The unique dependencies for this set of environments can be installed via:

pip install pettingzoo[magent]

MAgent is a set of environments where large numbers of pixel agents in a gridworld interact in battles or other competitive scenarios. These environments were originally derived from the MAgent codebase.

Types of Environments#

All environments, except Gather, are competitive team games where agents in each team must cooperate to defeat the other team. Note that reward is allocated entirely individually.

Gather is a competitive free for all game where agents try to stay alive for as long as possible, either by gathering food or killing other agents.

Key Concepts#

  • Observation view: All agents observe a box around themselves. They see whether the coordinates are empty, contain an obstacle, or contain an agent in any of the observation channels. If an agent is on a coordinate, that entry will contain the value (agent’s HP / max agent HP).

  • Feature vector: The feature vector contains information about the agent itself, rather than its surrounding. In normal mode it contains <agent_id, action, last_reward>, in minimap mode it also contains the agent position on the map, normalized to 0-1.

  • Observation: The observation is 3D observation view concatenated with the 1D feature vector by repeating the value of the feature across an entire image channel.

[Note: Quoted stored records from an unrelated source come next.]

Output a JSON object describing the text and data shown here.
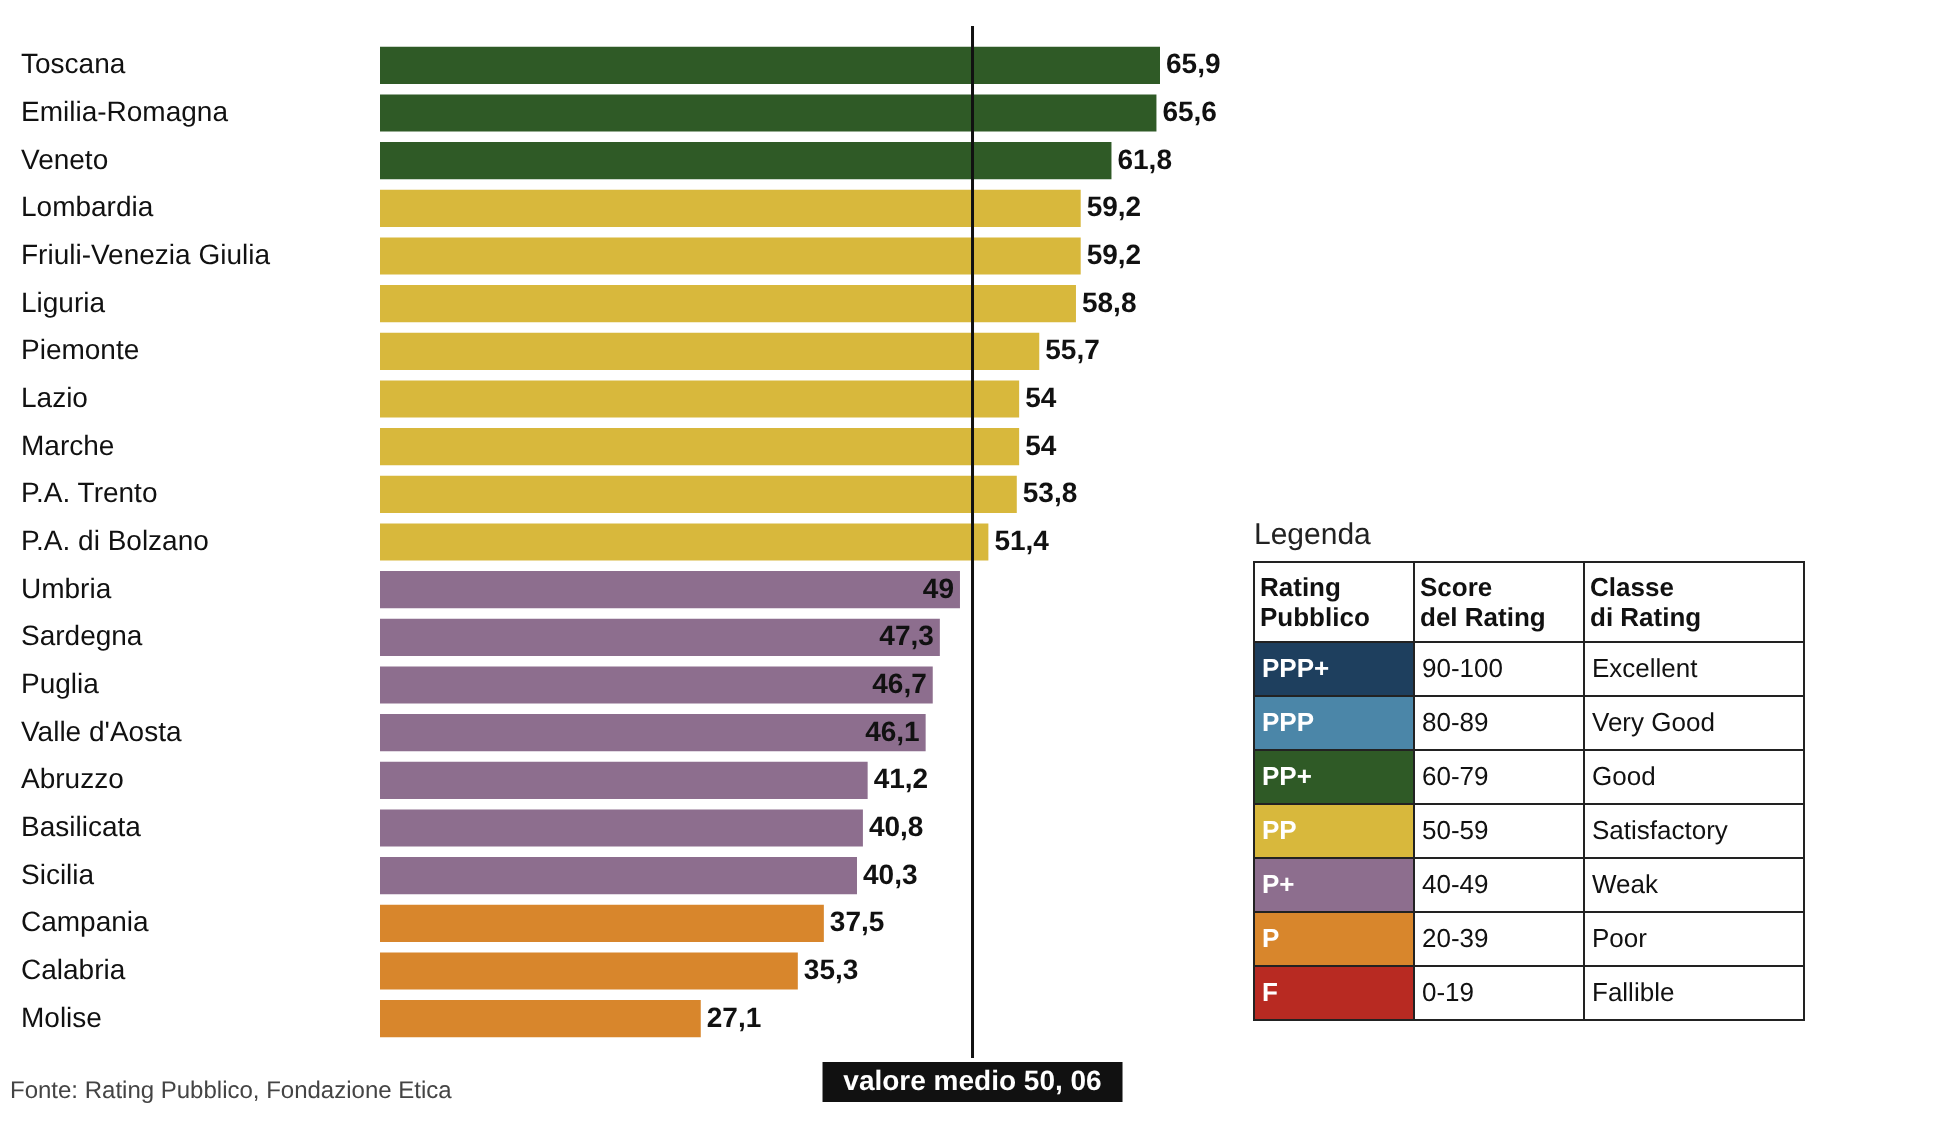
{
  "chart_data": [
    {
      "type": "bar",
      "orientation": "horizontal",
      "categories": [
        "Toscana",
        "Emilia-Romagna",
        "Veneto",
        "Lombardia",
        "Friuli-Venezia Giulia",
        "Liguria",
        "Piemonte",
        "Lazio",
        "Marche",
        "P.A. Trento",
        "P.A. di Bolzano",
        "Umbria",
        "Sardegna",
        "Puglia",
        "Valle d'Aosta",
        "Abruzzo",
        "Basilicata",
        "Sicilia",
        "Campania",
        "Calabria",
        "Molise"
      ],
      "values": [
        65.9,
        65.6,
        61.8,
        59.2,
        59.2,
        58.8,
        55.7,
        54,
        54,
        53.8,
        51.4,
        49,
        47.3,
        46.7,
        46.1,
        41.2,
        40.8,
        40.3,
        37.5,
        35.3,
        27.1
      ],
      "value_labels": [
        "65,9",
        "65,6",
        "61,8",
        "59,2",
        "59,2",
        "58,8",
        "55,7",
        "54",
        "54",
        "53,8",
        "51,4",
        "49",
        "47,3",
        "46,7",
        "46,1",
        "41,2",
        "40,8",
        "40,3",
        "37,5",
        "35,3",
        "27,1"
      ],
      "colors": [
        "#2f5a26",
        "#2f5a26",
        "#2f5a26",
        "#d8b83c",
        "#d8b83c",
        "#d8b83c",
        "#d8b83c",
        "#d8b83c",
        "#d8b83c",
        "#d8b83c",
        "#d8b83c",
        "#8d6e8e",
        "#8d6e8e",
        "#8d6e8e",
        "#8d6e8e",
        "#8d6e8e",
        "#8d6e8e",
        "#8d6e8e",
        "#d8862c",
        "#d8862c",
        "#d8862c"
      ],
      "ref_lines": [
        {
          "axis": "x",
          "value": 50.06,
          "label": "valore medio 50, 06",
          "color": "#111111"
        }
      ],
      "annotations": [
        "Fonte: Rating Pubblico, Fondazione Etica"
      ]
    },
    {
      "type": "other",
      "title": "Legenda",
      "categories": [
        "PPP+",
        "PPP",
        "PP+",
        "PP",
        "P+",
        "P",
        "F"
      ],
      "colors": [
        "#1e3f5e",
        "#4b86a8",
        "#2f5a26",
        "#d8b83c",
        "#8d6e8e",
        "#d8862c",
        "#b82a22"
      ],
      "annotations": [
        "Rating Pubblico",
        "Score del Rating",
        "Classe di Rating",
        "90-100",
        "Excellent",
        "80-89",
        "Very Good",
        "60-79",
        "Good",
        "50-59",
        "Satisfactory",
        "40-49",
        "Weak",
        "20-39",
        "Poor",
        "0-19",
        "Fallible"
      ]
    }
  ]
}
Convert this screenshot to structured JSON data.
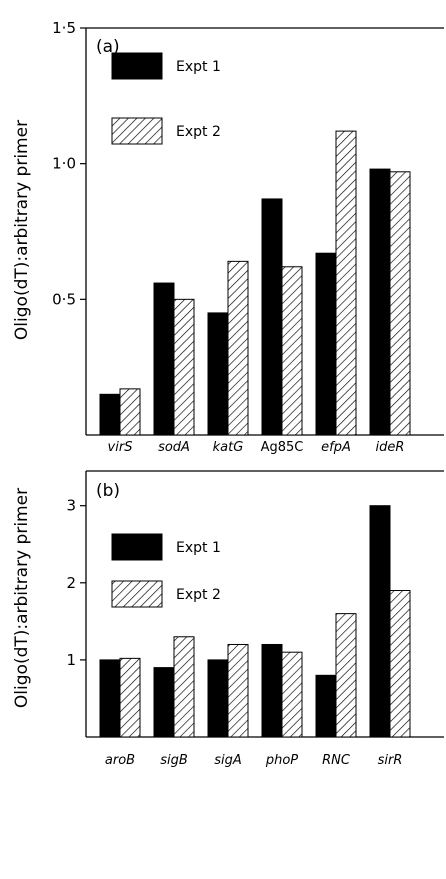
{
  "chart_data": [
    {
      "type": "bar",
      "panel_label": "(a)",
      "ylabel": "Oligo(dT):arbitrary primer",
      "categories": [
        "virS",
        "sodA",
        "katG",
        "Ag85C",
        "efpA",
        "ideR"
      ],
      "category_italic": [
        true,
        true,
        true,
        false,
        true,
        true
      ],
      "series": [
        {
          "name": "Expt 1",
          "values": [
            0.15,
            0.56,
            0.45,
            0.87,
            0.67,
            0.98
          ],
          "fill": "solid"
        },
        {
          "name": "Expt 2",
          "values": [
            0.17,
            0.5,
            0.64,
            0.62,
            1.12,
            0.97
          ],
          "fill": "hatched"
        }
      ],
      "ylim": [
        0,
        1.5
      ],
      "yticks": [
        0.5,
        1.0,
        1.5
      ],
      "ytick_labels": [
        "0·5",
        "1·0",
        "1·5"
      ],
      "legend_position": "top-left",
      "grid": false
    },
    {
      "type": "bar",
      "panel_label": "(b)",
      "ylabel": "Oligo(dT):arbitrary primer",
      "categories": [
        "aroB",
        "sigB",
        "sigA",
        "phoP",
        "RNC",
        "sirR"
      ],
      "category_italic": [
        true,
        true,
        true,
        true,
        true,
        true
      ],
      "series": [
        {
          "name": "Expt 1",
          "values": [
            1.0,
            0.9,
            1.0,
            1.2,
            0.8,
            3.0
          ],
          "fill": "solid"
        },
        {
          "name": "Expt 2",
          "values": [
            1.02,
            1.3,
            1.2,
            1.1,
            1.6,
            1.9
          ],
          "fill": "hatched"
        }
      ],
      "ylim": [
        0,
        3.45
      ],
      "yticks": [
        1,
        2,
        3
      ],
      "ytick_labels": [
        "1",
        "2",
        "3"
      ],
      "legend_position": "top-left",
      "grid": false
    }
  ]
}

  • Minimap mode: For most of the games (Battle, Battlefield, Combined Arms, Gather), the agents have access to additional global information: two density maps of the teams’ respective presences on the map that are binned and concatenated onto the agent’s observation view (concatenated in the channel dimension, axis=2). Their own absolute positions on the global map is appended to the feature vector. This feature can be turned on or off with the minimap_mode environment argument.

  • Moving and attacking: An agent can only act or move each step, so the action space is the concatenations of all possible moves and all possible attacks.

  • State *: A global observation of the environment can be retrieved by calling env.state(). The state observation space is a 3D observation of the complete map with dimensions equal to the map size. The first channel shows the walls in the map, where each element represents if the coordinate is empty or has an obstacle. Concatenated to this channel there is another pair of channels for each agent type, which sees if the coordinates contain an agent of that type bined to the value (agent’s HP/ max agent HP). If extra features are selected the respective feature vector is concatenated and bined to each agent in the observation state.


The game terminates after all agents of either team have died. This means that in the battle environments, where HP heals over time instead of decays, the game will go on for a very long time with random actions.


The MAgent environments were originally created for the following work:

  author    = {Lianmin Zheng and Jiacheng Yang and Han Cai and Weinan Zhang and Jun Wang and Yong Yu},
  title     = {MAgent: {A} Many-Agent Reinforcement Learning Platform for Artificial Collective Intelligence},
  journal   = {CoRR},
  volume    = {abs/1712.00600},
  year      = {2017},
  url       = {},
  eprint    = {1712.00600},

Please cite this paper if you use these environments in your research.